Saturday 9 February 2013

Wet and dry



After all the stresses of the last couple of weeks we’re finally on our way.  Both of us are so wound up you can almost hear the twanging.  First stop after three hundred metres is to stop at the local garage and fill to the brim with diesel.  Then it’s a short run to the Pacific Highway and due south.  

After a couple of hours we’ve settled somewhat and pull in to the Byron Bay Cookie shop so that Kim can stock up on essential supplies.  The place seems to have gone downhill and so instead of having a coffee as planned, we carry on into Byron Bay and find a very pleasant little rustic cafe overlooking the beach for the rather late morning caffeine top up.  

We follow the coast road through Lennox Head and Ballina, stopping off a couple of times to admire the surf rolling in.  After the rains, the countryside is looking green, very European, other than the trees are almost all eucalypts and the crops in the fields mainly sugar cane.

Back on the Pacific Highway, now happily reduced from four lanes of maniacs to a single lane with periodic passing places, we decide that there’s no point in rushing things, so drop into the coastal town of Yamba and set up camp in the tourist park.  Must make a mental note to try and find cheaper camp sites.  $27 for a patch of ground and a shower is too pricy.  

Yamba has a small fishing fleet and we dine on freshly caught and cooked local prawns and fresh bread and butter, washed down with a glass or two of a NZ sauvignon from the fridge.  We may be camping but we try to do it in style.  

We’d just finished washing up when we were invaded by swarms of voracious mosquitoes.  Even the special spray we have wouldn’t keep the things way, so we took refuge in the tent and read for a while. 
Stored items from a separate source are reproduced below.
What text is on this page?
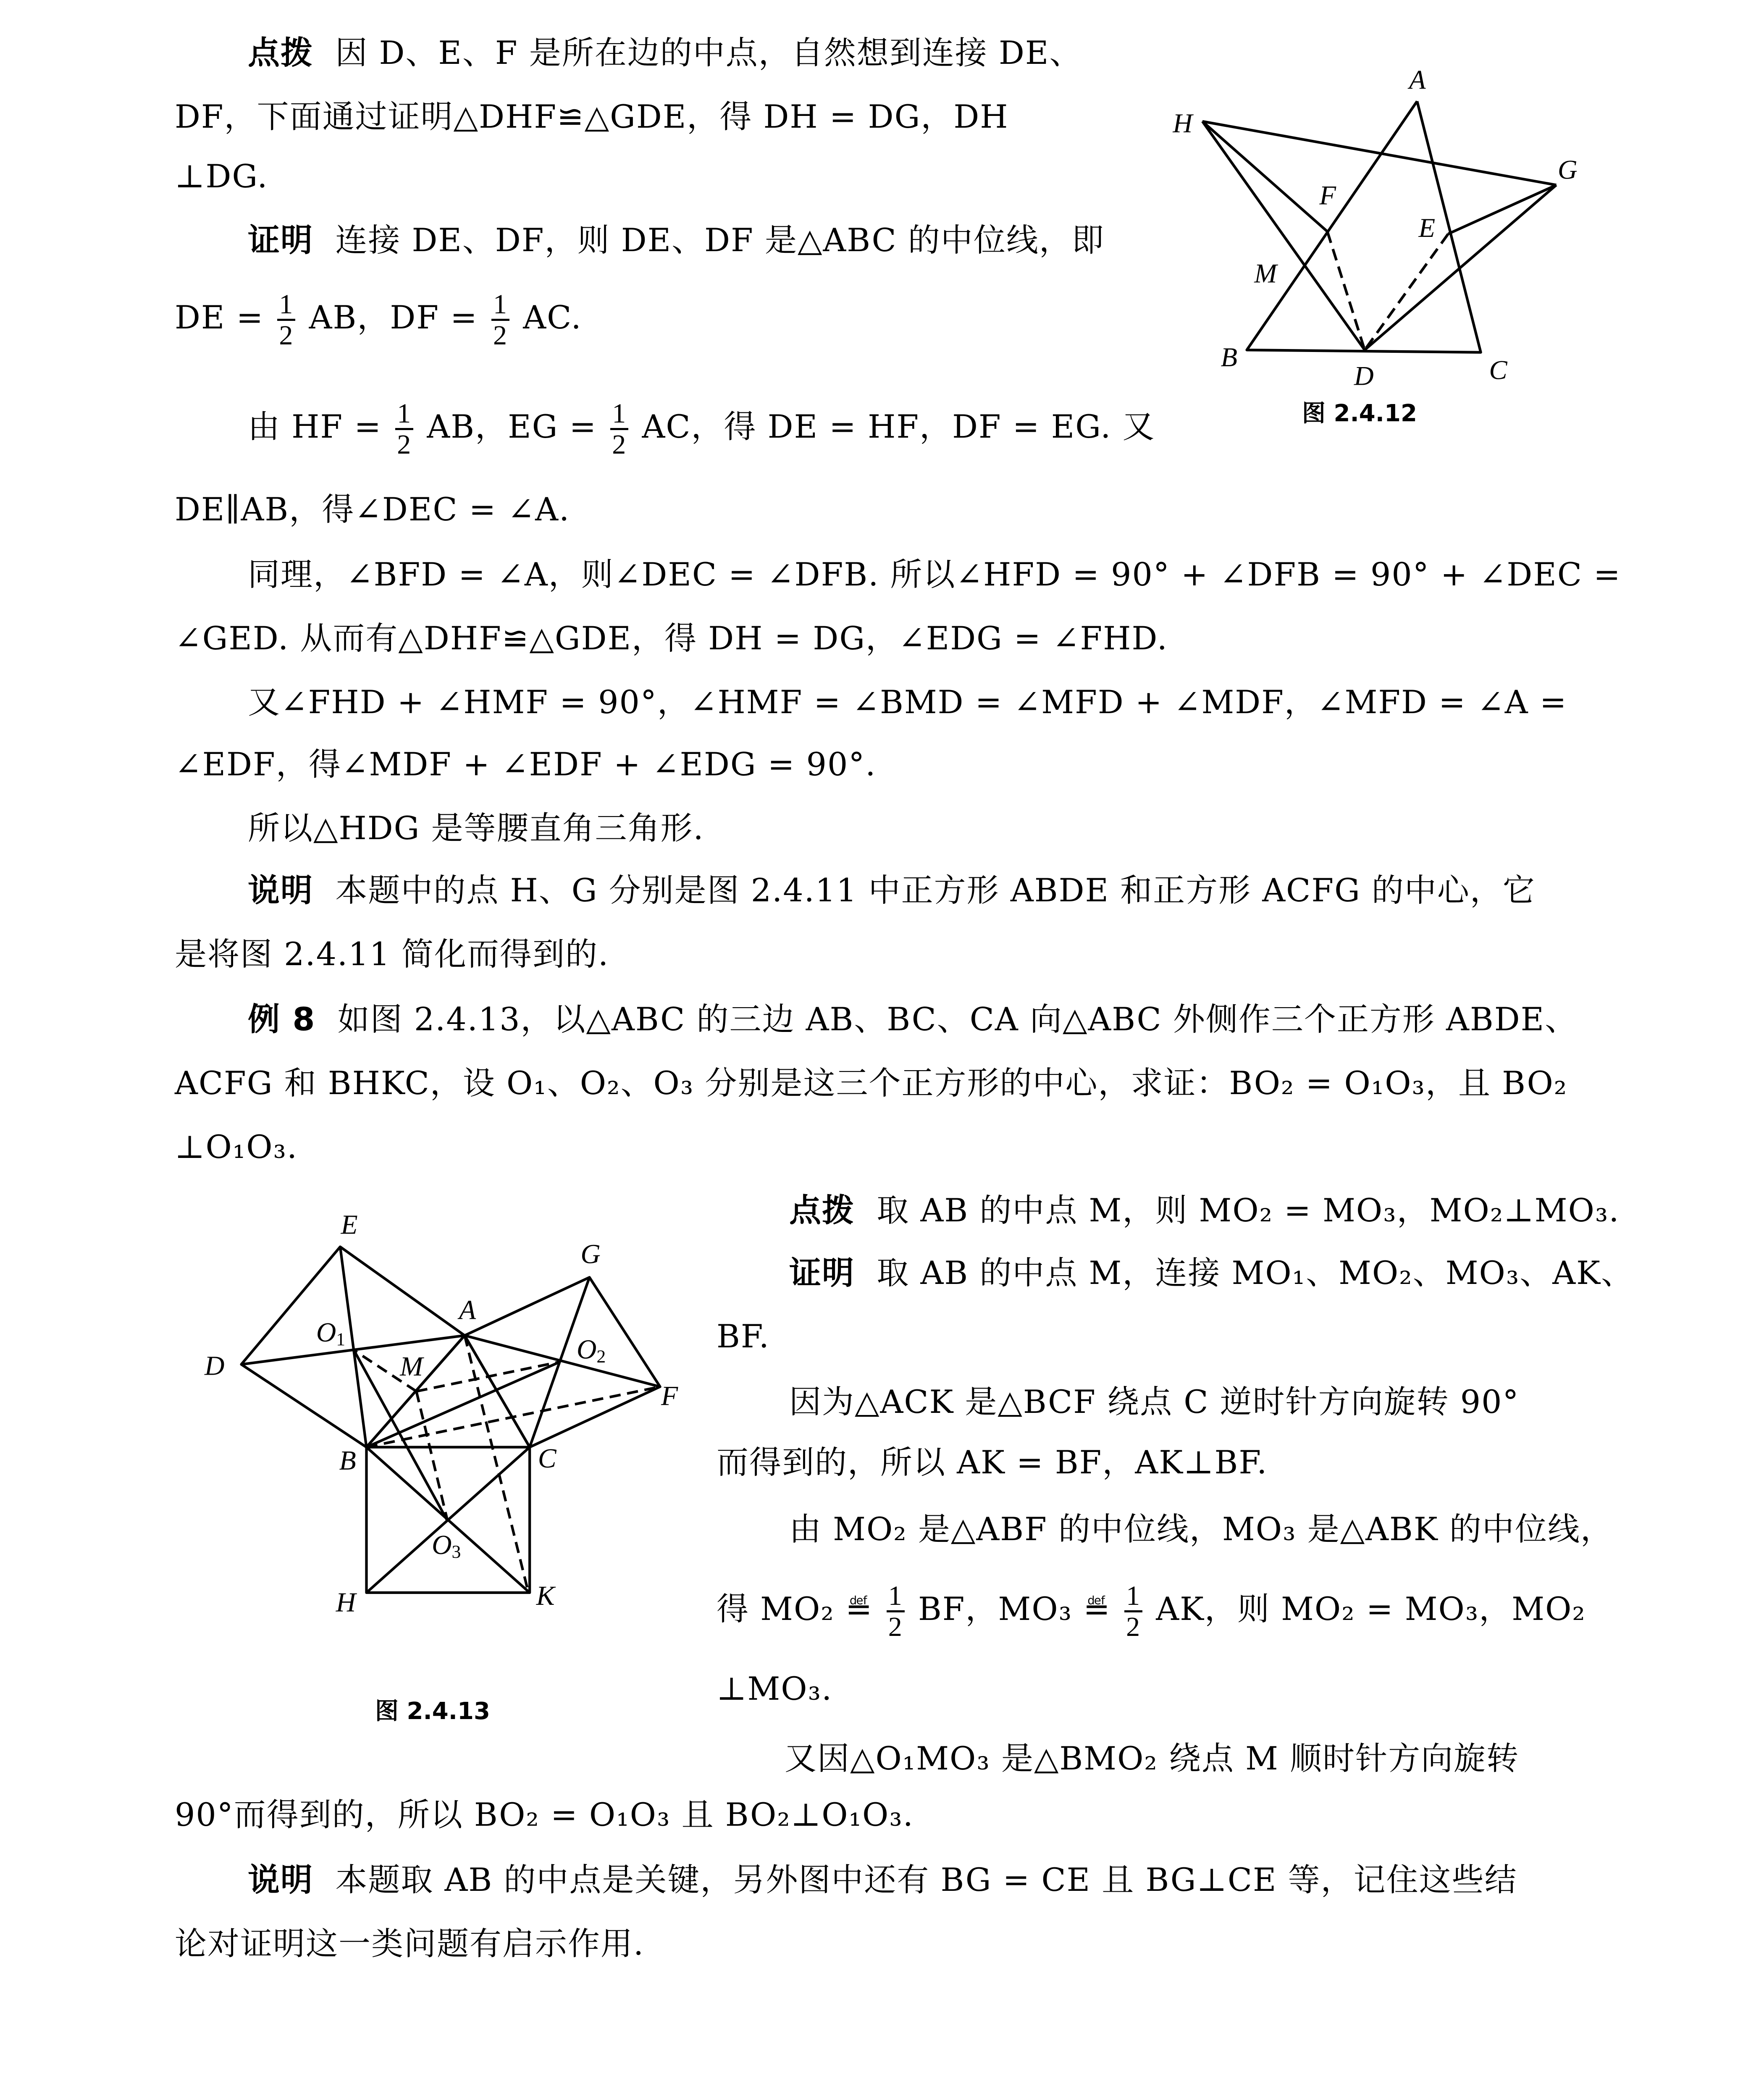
点拨 因 D、E、F 是所在边的中点，自然想到连接 DE、
DF，下面通过证明△DHF≌△GDE，得 DH = DG，DH
⊥DG.
证明 连接 DE、DF，则 DE、DF 是△ABC 的中位线，即
DE = $\frac{1}{2}$ AB，DF = $\frac{1}{2}$ AC.
由 HF = $\frac{1}{2}$ AB，EG = $\frac{1}{2}$ AC，得 DE = HF，DF = EG. 又
DE∥AB，得∠DEC = ∠A.
同理，∠BFD = ∠A，则∠DEC = ∠DFB. 所以∠HFD = 90° + ∠DFB = 90° + ∠DEC =
∠GED. 从而有△DHF≌△GDE，得 DH = DG，∠EDG = ∠FHD.
又∠FHD + ∠HMF = 90°，∠HMF = ∠BMD = ∠MFD + ∠MDF，∠MFD = ∠A =
∠EDF，得∠MDF + ∠EDF + ∠EDG = 90°.
所以△HDG 是等腰直角三角形.
说明 本题中的点 H、G 分别是图 2.4.11 中正方形 ABDE 和正方形 ACFG 的中心，它
是将图 2.4.11 简化而得到的.
例 8 如图 2.4.13，以△ABC 的三边 AB、BC、CA 向△ABC 外侧作三个正方形 ABDE、
ACFG 和 BHKC，设 O₁、O₂、O₃ 分别是这三个正方形的中心，求证：BO₂ = O₁O₃，且 BO₂
⊥O₁O₃.
点拨 取 AB 的中点 M，则 MO₂ = MO₃，MO₂⊥MO₃.
证明 取 AB 的中点 M，连接 MO₁、MO₂、MO₃、AK、
BF.
因为△ACK 是△BCF 绕点 C 逆时针方向旋转 90°
而得到的，所以 AK = BF，AK⊥BF.
由 MO₂ 是△ABF 的中位线，MO₃ 是△ABK 的中位线，
得 MO₂ ≝ $\frac{1}{2}$ BF，MO₃ ≝ $\frac{1}{2}$ AK，则 MO₂ = MO₃，MO₂
⊥MO₃.
又因△O₁MO₃ 是△BMO₂ 绕点 M 顺时针方向旋转
90°而得到的，所以 BO₂ = O₁O₃ 且 BO₂⊥O₁O₃.
说明 本题取 AB 的中点是关键，另外图中还有 BG = CE 且 BG⊥CE 等，记住这些结
论对证明这一类问题有启示作用.
A
H
G
F
E
M
B
D	C
图 2.4.12
E
G
A
O1
D	M
O2
F
B	C
O3
H	K
图 2.4.13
It was a hot and airless night.  On advantage of a roof top tent is, being two metres up in the air, if there’s any breeze about and with the window flaps open, it’ll find its way in.  Sleep soon overcame us and we were soon in the land of nod, even though it was only about eight thirty!
Four o’clock in the morning and the heavens opened.  We sort of woke up but we’d heard the drumming of rain on the tent before (we always seem to find rain) and so we slept on, not rousing until nearly eight in the morning when the sun peeked through the clouds.  Breakfast over and it rained again, just as we were packing up, so the tent was put away wet.  No problems, we’ll dry it out tonight.

We did find a new use for the waffle boards carried on the side of Vin Rouge.  These are intended to get us out of mud and sand, and to bridge ditches, but we found they made ideal duck boards on the wet, sandy ground.  Good result that.

Setting off, we stopped off at a supermarket to purchase those things that Kim decided were essential that Mike didn’t (salad mostly!) then on through the very small town of Augourie to view the Wooloweyah Lagoon, a large, shallow, inland lake that somehow must be connected to the sea because it’s tidal.  Well, one stretch of water looks much like another and so it was back to the Pacific Highway an on to Coffs Harbour.  It’s a busy place that’s filled with motels so we made a beeline to the marina and took a short walk over the breakwater to Mutton Bird Island.  The island is named after the shearwaters that migrate annually to nest there, digging out shallow holes in the damp sandy soil in which to lay their eggs.  Apparently shearwaters taste similar to mutton, hence the name.

As the afternoon sun was dropping lower on to the horizon, we drove a short way out of town to a nowhere place called Sawtell as we thought it would be cheaper to camp there.  Wrong.  Tonight it’s costing us $30.   Let's hope it doesn't rain.